The parish joined the Diocese of Des Moines when it was established in 1911. Renovations to the church were done in 1930, 1940, 1954, and 1980. The most recent interior renovations were undertaken from 1993 to 1999. The original slate roof was replaced by an asbestos shingle roof around 1970. In 2010 it was replaced by a new slate roof. The old frame rectory was replaced by a 1½-story concrete block structure with a Lannon stone veneer. It was designed by Des Moines architect Amos Emery and built by Ringland Johnson of Des Moines.

==Architecture==
The church building is largely rectangular in shape measuring 105 × 55 ft, with a 98 ft bell tower. The hexagonal structure on the north side of the main facade originally housed the baptistry. Its exterior walls are composed of Stone City limestone.
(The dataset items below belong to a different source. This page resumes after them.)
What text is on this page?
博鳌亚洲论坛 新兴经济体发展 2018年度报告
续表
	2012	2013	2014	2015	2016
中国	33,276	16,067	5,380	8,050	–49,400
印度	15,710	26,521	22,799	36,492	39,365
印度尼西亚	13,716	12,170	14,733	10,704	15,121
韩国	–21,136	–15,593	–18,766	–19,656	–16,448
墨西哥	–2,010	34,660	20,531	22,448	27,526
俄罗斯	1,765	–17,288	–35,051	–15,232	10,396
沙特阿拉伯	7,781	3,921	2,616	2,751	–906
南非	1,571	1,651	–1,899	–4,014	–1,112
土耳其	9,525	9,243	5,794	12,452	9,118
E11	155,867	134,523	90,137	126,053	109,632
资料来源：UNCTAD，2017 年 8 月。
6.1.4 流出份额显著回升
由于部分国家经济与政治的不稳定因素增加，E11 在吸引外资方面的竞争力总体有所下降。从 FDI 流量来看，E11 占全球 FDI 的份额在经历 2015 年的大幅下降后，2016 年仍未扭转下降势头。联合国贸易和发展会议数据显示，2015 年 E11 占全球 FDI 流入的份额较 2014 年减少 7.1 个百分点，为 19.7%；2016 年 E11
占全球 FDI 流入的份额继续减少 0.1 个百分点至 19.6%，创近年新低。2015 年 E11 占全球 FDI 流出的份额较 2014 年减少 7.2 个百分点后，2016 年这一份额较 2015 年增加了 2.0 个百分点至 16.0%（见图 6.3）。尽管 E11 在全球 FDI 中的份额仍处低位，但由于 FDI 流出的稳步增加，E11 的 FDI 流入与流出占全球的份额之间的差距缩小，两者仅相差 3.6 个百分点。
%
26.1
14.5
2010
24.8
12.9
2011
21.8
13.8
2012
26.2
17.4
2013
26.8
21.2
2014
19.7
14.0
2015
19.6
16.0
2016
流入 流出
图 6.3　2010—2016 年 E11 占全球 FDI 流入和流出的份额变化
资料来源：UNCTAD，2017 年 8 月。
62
Above the main entrance is a large pointed arch window flanked by two smaller pointed arch windows. Buttresses divide the side elevations into seven bays. The nave is marked by stained glass windows that alternate down each side elevation. Larger windows are located in the bays with wall dormers. The bays in between have paired lancet windows. The back wall is flat, concealing the rounded apse within.

The interior features a 37 ft rib vaulted ceiling that is supported by ten heavy hardwood hammer beams. The beams are embellished with trefoil, quatrefoil, and circular tracery. A large pointed arch frames the main altar area, and it is flanked by two smaller arches that frame the side altars. The side altar on the right has a statue of the Blessed Virgin Mary, and the one the left a statue of the Sacred Heart of Jesus. On the apse ceiling are paintings of nine saints added during the 1954 renovation. They cover what had been windows. The columns that frame the arches are adorned with capitals in the Corinthian order.

The modified U-shaped rectory is connected toward the back of the church's west elevation by a hyphen. Its main entrance is on the west elevation facing a large yard. The stone and the steeply pitched slate roof were designed the match the church. The building provides living space for the priest in one section and office space for the parish in another.